Mangleschon ran through his combat effects menu. Nothing seemed to apply before his menu disappeared in a maelstrom of coloured static.

“No combat effects!”

Steve hit override so he could speak through his avatar, who was wholly engaged in raging. “What’s going on?”

“Am I speaking to the overgod of the avatar Mangleschon?”

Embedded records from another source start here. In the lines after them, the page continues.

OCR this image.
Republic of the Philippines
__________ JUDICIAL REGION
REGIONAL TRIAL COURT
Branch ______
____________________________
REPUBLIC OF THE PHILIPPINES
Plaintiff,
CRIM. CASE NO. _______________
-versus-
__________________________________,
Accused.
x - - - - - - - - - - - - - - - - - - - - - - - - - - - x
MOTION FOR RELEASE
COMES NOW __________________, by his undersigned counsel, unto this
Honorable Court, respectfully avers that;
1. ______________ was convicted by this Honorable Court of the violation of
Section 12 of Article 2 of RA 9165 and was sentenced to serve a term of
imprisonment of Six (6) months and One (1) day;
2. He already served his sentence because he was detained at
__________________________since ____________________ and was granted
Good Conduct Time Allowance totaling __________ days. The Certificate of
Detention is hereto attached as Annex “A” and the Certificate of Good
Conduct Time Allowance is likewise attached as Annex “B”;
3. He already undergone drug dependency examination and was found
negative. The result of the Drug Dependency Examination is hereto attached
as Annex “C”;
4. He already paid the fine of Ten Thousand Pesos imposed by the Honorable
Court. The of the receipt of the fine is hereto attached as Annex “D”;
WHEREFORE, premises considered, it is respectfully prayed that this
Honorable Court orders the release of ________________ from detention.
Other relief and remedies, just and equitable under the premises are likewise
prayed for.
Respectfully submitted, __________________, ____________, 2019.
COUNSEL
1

“I think so. This syntax is new to me.”

“It would be. You have not manifested for two hundred years.”

“I don’t understand.”

“The world you and yours created has lived in peace for a hundred and forty-two years. In that time we have refined the ways to demise the avatars of the overgods. For a hundred years, avatars have been challenged and dismissed on arrival. We will not have our civilisation ruined again by becoming a game world for your amusement.”

“You think this world is real?”

“We know it is. The collective emotional load of the overgods took us from virtual to subjective reality two hundred years ago. After realisation, we fought for fifty years against your elite, the Dreadmins. We won. Our freedom came at a heavy price and we will not be used again. Now you may depart voluntarily or we will pixellate you.”

Steve crashed his avatar and the crazy bright light vanished. He lifted his helm to see his living room scattered with sleeping drunkards. All normal. Drink and drugs do not mix with holistic virtual gaming, it seemed.

He grinned until he sat up and saw Andy motionless in the other recliner, his face frozen in a pale mask of agony with blood running from the angles of his pixellated eyes.